An investment professional and activist shareholder has referred under-fire wealth management firm St James's Place (SJP, STJ) to his own MP in a bid to trigger an investigation by the Treasury Select Committee (TSC) into its business practices, transparency, and Consumer Duty responsibilities, Morningstar has learned.
Philip Rose is the founding director of investment firm Halwyn Capital. He has been a shareholder in SJP since early Q4 2023, but says the position is "non-material". The company's share price does not substantially impact his own finances.
He says he was struck by SJP's historical approach to charging its pension clients and has submitted a document bearing Halwyn's corporate branding to his local Edinburgh MP Joanna Cherry in an attempt to encourage the TSC to probe SJP's business practices. He has also used his position as a shareholder to highlight his concerns to SJP's investor relations team.
Last year, SJP announced it would be overhauling its fee model for new clients after coming under pressure from the Financial Conduct Authority (FCA). It has since announced plans for a £426 million provision for client refunds, a move which sent its own shares plummeting last week.
Rose first started investigating SJP's withdrawal charges for its pension clients in September last year – before SJP's work with the regulator and subsequent fee overhaul were made public, but after Consumer Duty rules came into force in July. He says he was surprised the UK's largest wealth manager had continued to use deferred sales charges, which have been long-abandoned by the wider financial services world.
Clients Don't Understand SJP Charges
"This style of accounting for charges gets used because it appears to soften the blow from the investor's perspective," Rose alleges.
"The investors do not see a chunk of their pot disappear on day one when they invest, even though that is what is happening. They just smooth it through the accounting.
"You often end up with this scenario where you have got a product with a deferred sales charge with an associated early withdrawal charge where clients think: 'well if I do not come out, I do not pay it. That is universally misunderstood.'"
Rose believes that, if SJP had pursued a policy of waiving the early withdrawal charge and clients subsequently left within six years, it would force SJP to refund the commission already charged and paid away, resulting in a cash hit for the company. Instead, clients are left with a system they find hard to understand.
"Clients do not understand it, the company's own insitutional investors struggle with it. Even I am digging through all the paperwork," he says.
"With all my years of experience, it took me a while to get to the bottom of exactly how they were charging it.
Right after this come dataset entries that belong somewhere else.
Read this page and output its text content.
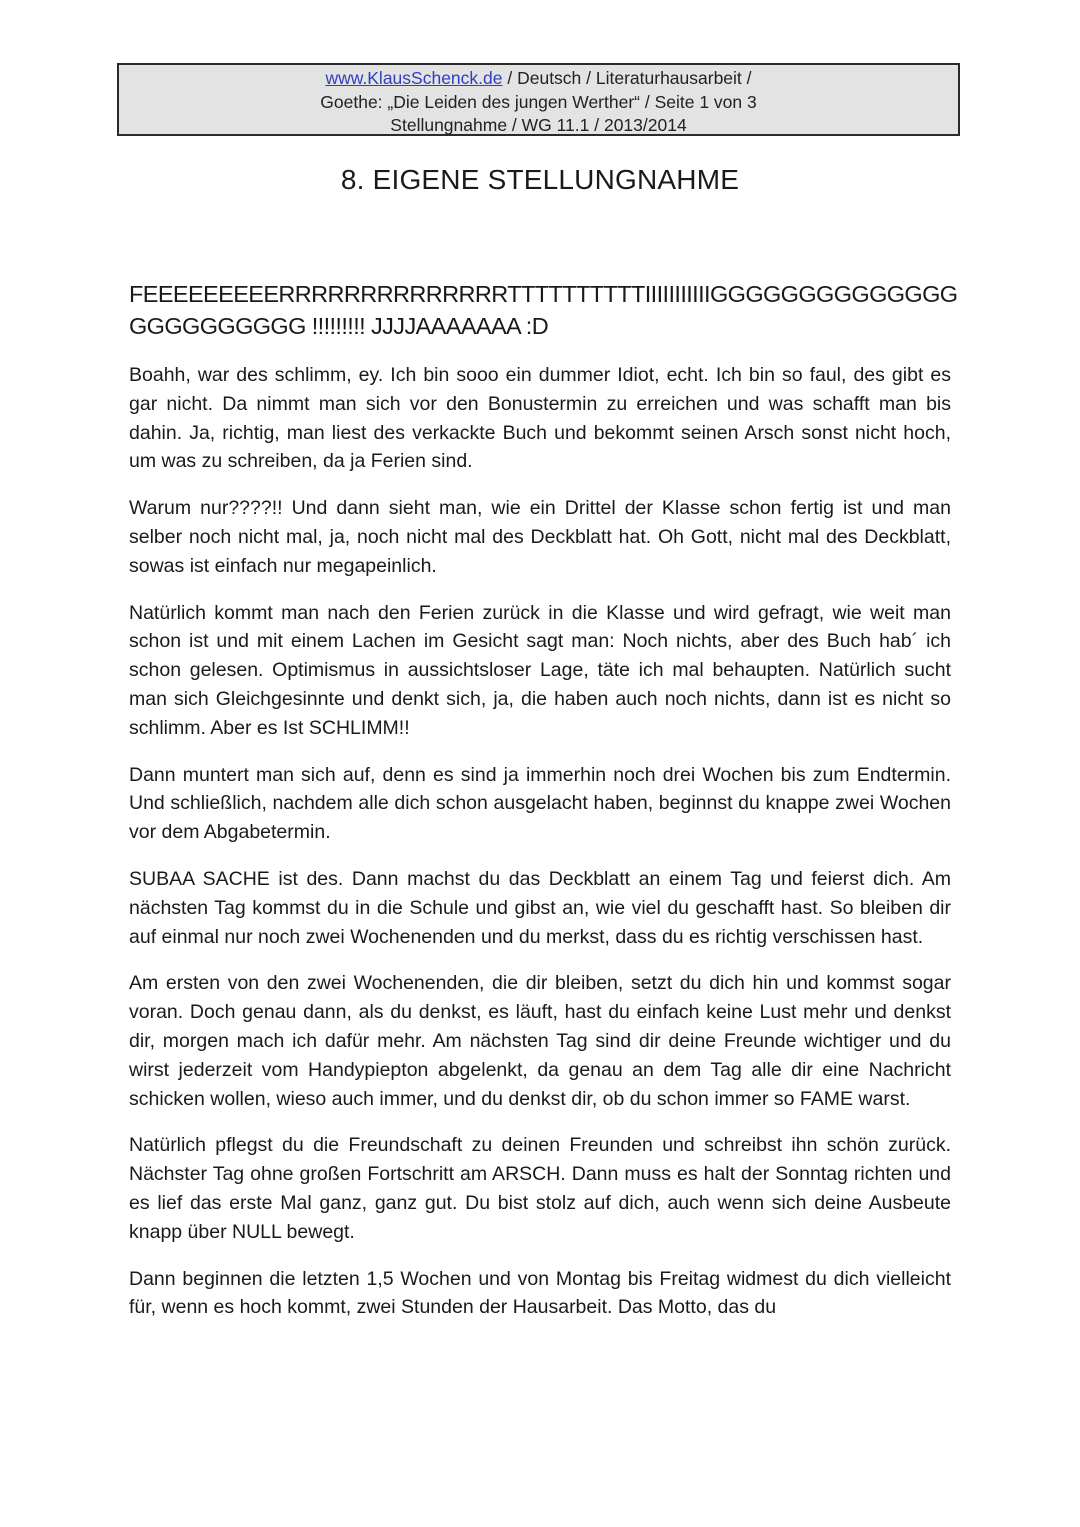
www.KlausSchenck.de / Deutsch / Literaturhausarbeit /
Goethe: „Die Leiden des jungen Werther“ / Seite 1 von 3
Stellungnahme / WG 11.1 / 2013/2014
8. EIGENE STELLUNGNAHME
FEEEEEEEEERRRRRRRRRRRRRRTTTTTTTTTTIIIIIIIIIIIGGGGGGGGGGGGGGGGGGGGGGGG !!!!!!!!! JJJJAAAAAAA :D

Boahh, war des schlimm, ey. Ich bin sooo ein dummer Idiot, echt. Ich bin so faul, des gibt es gar nicht. Da nimmt man sich vor den Bonustermin zu erreichen und was schafft man bis dahin. Ja, richtig, man liest des verkackte Buch und bekommt seinen Arsch sonst nicht hoch, um was zu schreiben, da ja Ferien sind.

Warum nur????!! Und dann sieht man, wie ein Drittel der Klasse schon fertig ist und man selber noch nicht mal, ja, noch nicht mal des Deckblatt hat. Oh Gott, nicht mal des Deckblatt, sowas ist einfach nur megapeinlich.

Natürlich kommt man nach den Ferien zurück in die Klasse und wird gefragt, wie weit man schon ist und mit einem Lachen im Gesicht sagt man: Noch nichts, aber des Buch hab´ ich schon gelesen. Optimismus in aussichtsloser Lage, täte ich mal behaupten. Natürlich sucht man sich Gleichgesinnte und denkt sich, ja, die haben auch noch nichts, dann ist es nicht so schlimm. Aber es Ist SCHLIMM!!

Dann muntert man sich auf, denn es sind ja immerhin noch drei Wochen bis zum Endtermin. Und schließlich, nachdem alle dich schon ausgelacht haben, beginnst du knappe zwei Wochen vor dem Abgabetermin.

SUBAA SACHE ist des. Dann machst du das Deckblatt an einem Tag und feierst dich. Am nächsten Tag kommst du in die Schule und gibst an, wie viel du geschafft hast. So bleiben dir auf einmal nur noch zwei Wochenenden und du merkst, dass du es richtig verschissen hast.

Am ersten von den zwei Wochenenden, die dir bleiben, setzt du dich hin und kommst sogar voran. Doch genau dann, als du denkst, es läuft, hast du einfach keine Lust mehr und denkst dir, morgen mach ich dafür mehr. Am nächsten Tag sind dir deine Freunde wichtiger und du wirst jederzeit vom Handypiepton abgelenkt, da genau an dem Tag alle dir eine Nachricht schicken wollen, wieso auch immer, und du denkst dir, ob du schon immer so FAME warst.

Natürlich pflegst du die Freundschaft zu deinen Freunden und schreibst ihn schön zurück. Nächster Tag ohne großen Fortschritt am ARSCH. Dann muss es halt der Sonntag richten und es lief das erste Mal ganz, ganz gut. Du bist stolz auf dich, auch wenn sich deine Ausbeute knapp über NULL bewegt.

Dann beginnen die letzten 1,5 Wochen und von Montag bis Freitag widmest du dich vielleicht für, wenn es hoch kommt, zwei Stunden der Hausarbeit. Das Motto, das du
An ordinary consumer, frankly, has zero chance of understanding how the charges work on the pension side."
In his view this may contravene four of the FCA's 12 Principles, which all financial services firms within its regulatory perimeter must observe (see below): integrity, customer's interests, communications with clients, and the recently-implemented Consumer Duty, which demands relevant firms must deliver "good outcomes" for retail financial customers.
In subsequent communication with Cherry seen by Morningstar, Rose writes the business's pension plans may have been misleading because clients may have made decisions based on a misunderstanding of the information presented to them.
There is also the possibility that, if SJP's pension clients universally realised there was not an explicit extra charge for them to leave, then the company's impressive client retention rates might falter, he adds.
"The overwhelming majority of [SJP's] investment products do not offer value to customers, by their own assessment," the document reads.
"They have relatively high charges and, in relation to their pension products, they are opaque and misleading in their presentation by the company, particularly with regard to point-of-sale commissions."
He adds he has also sent an "in-depth report" on SJP to the FCA, the Treasury itself, and the TSC's own clerks, who "triage" submissions to it.
Pension Clients Are Central
Although this particular example of charging only relates to SJP's pension business, Rose argues the issue is hugely significant because the business's pension clients are a driver of its revenues.
"Back in October, SJP announced some changes to its pricing structures. One of the things that is happening after these changes is, for new pension clients, it is moving away from deferred sales charges to a simple upfront sales charge," he says.
"They are moving in the right direction, but that does not improve things for the existing client bank. The reason any financial organisation has ever used this type of sales charge in the past is because simply it doesn't look as bad to the client. That's the whole reason the industry invented it in the first place."
Over the last 12 months, shares in SJP have fallen 66%. The company has swung to an annual attributable pre-tax loss of £4.5 million for 2023, compared to a £503.9 million profit in 2022. That said, total funds under management have jumped 13% to £168.2 billion at the end of 2023 from £148.4 billion.
On the back of the results, SJP declared a final dividend of 8p, cut from 37.19p. This lowered its full-year dividend to 23.83p from 52.78p.
A spokesperson for SJP declined to comment.